Participants in this study were in good health besides being (morbidly) obese and had good renal function. Ciprofloxacin pharmacokinetics in critically ill obese patients and in obese patients with renal dysfunction are therefore outside the scope of this study. In critically ill patients ciprofloxacin clearance showed correlation with MDRD and CG [29, 30]. Which estimator of renal function shows best correlation with ciprofloxacin clearance in critically ill obese patients, especially individuals with renal impairment, requires further study.

Conclusion

Based on plasma pharmacokinetics we found no evidence of an influence of obesity on ciprofloxacin pharmacokinetic parameters. Therefore ciprofloxacin dosages do not need to be increased routinely in obese individuals. In case of treatment of infections in tissue where impaired ciprofloxacin penetration is anticipated, higher dosages may be required.

Below is the link to the electronic supplementary material.

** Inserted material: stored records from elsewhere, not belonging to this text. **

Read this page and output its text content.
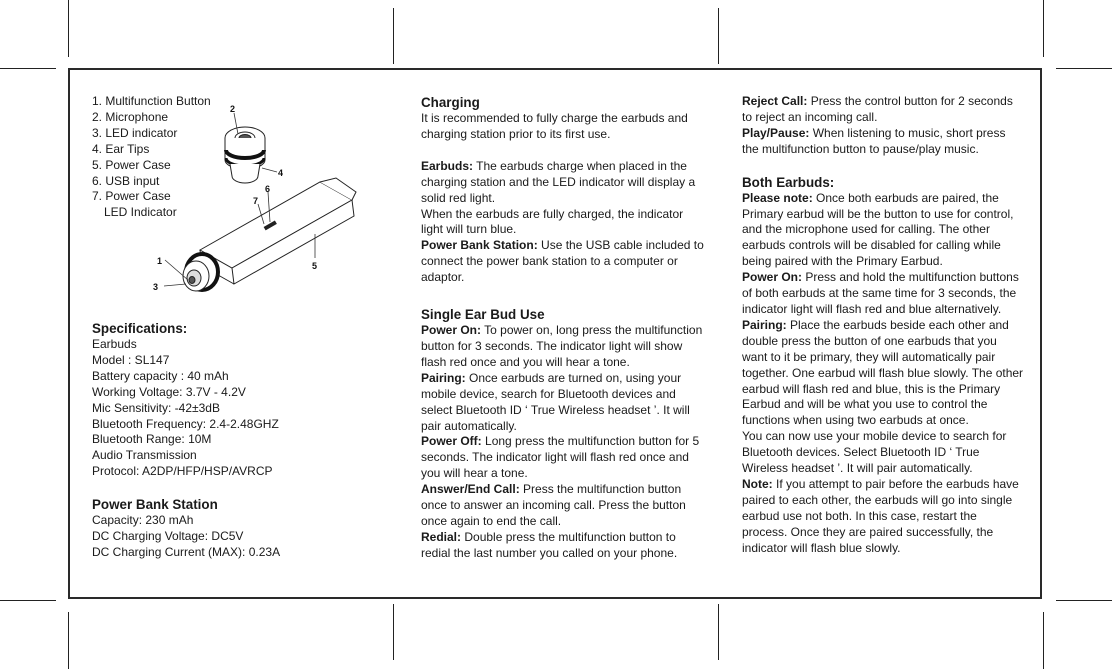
1. Multifunction Button

2. Microphone

3. LED indicator

4. Ear Tips

5. Power Case

6. USB input

7. Power Case

LED Indicator

2
4
6
7
1
3
5

Specifications:

Earbuds

Model : SL147

Battery capacity : 40 mAh

Working Voltage: 3.7V - 4.2V

Mic Sensitivity: -42±3dB

Bluetooth Frequency: 2.4-2.48GHZ

Bluetooth Range: 10M

Audio Transmission

Protocol: A2DP/HFP/HSP/AVRCP

Power Bank Station

Capacity: 230 mAh

DC Charging Voltage: DC5V

DC Charging Current (MAX): 0.23A

Charging

It is recommended to fully charge the earbuds and charging station prior to its first use.

Earbuds: The earbuds charge when placed in the charging station and the LED indicator will display a solid red light.

When the earbuds are fully charged, the indicator light will turn blue.

Power Bank Station: Use the USB cable included to connect the power bank station to a computer or adaptor.

Single Ear Bud Use

Power On: To power on, long press the multifunction button for 3 seconds. The indicator light will show flash red once and you will hear a tone.

Pairing: Once earbuds are turned on, using your mobile device, search for Bluetooth devices and select Bluetooth ID ‘ True Wireless headset ’. It will pair automatically.

Power Off: Long press the multifunction button for 5 seconds. The indicator light will flash red once and you will hear a tone.

Answer/End Call: Press the multifunction button once to answer an incoming call. Press the button once again to end the call.

Redial: Double press the multifunction button to redial the last number you called on your phone.

Reject Call: Press the control button for 2 seconds to reject an incoming call.

Play/Pause: When listening to music, short press the multifunction button to pause/play music.

Both Earbuds:

Please note: Once both earbuds are paired, the Primary earbud will be the button to use for control, and the microphone used for calling. The other earbuds controls will be disabled for calling while being paired with the Primary Earbud.

Power On: Press and hold the multifunction buttons of both earbuds at the same time for 3 seconds, the indicator light will flash red and blue alternatively.

Pairing: Place the earbuds beside each other and double press the button of one earbuds that you want to it be primary, they will automatically pair together. One earbud will flash blue slowly. The other earbud will flash red and blue, this is the Primary Earbud and will be what you use to control the functions when using two earbuds at once.

You can now use your mobile device to search for Bluetooth devices. Select Bluetooth ID ‘ True Wireless headset ’. It will pair automatically.

Note: If you attempt to pair before the earbuds have paired to each other, the earbuds will go into single earbud use not both. In this case, restart the process. Once they are paired successfully, the indicator will flash blue slowly.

Supplementary file1 (PDF 694 KB)

There is currently no consensus on how ciprofloxacin should be administered in (morbidly) obese individuals.

In this study of 20 morbidly obese and 8 non-obese individuals with body weights ranging from 57 to 212 kg and normal renal function, we found that body weight was not associated with changes in bioavailability, clearance, or volume of distribution in a two-compartment model with transit compartment absorption.

Ciprofloxacin dose adjustment based on body weight is not warranted for empirical treatment of infections. Nevertheless, higher dosages may be required if penetration in the target tissue is known to be impaired in obese individuals, as is the case for skin and soft tissue infections.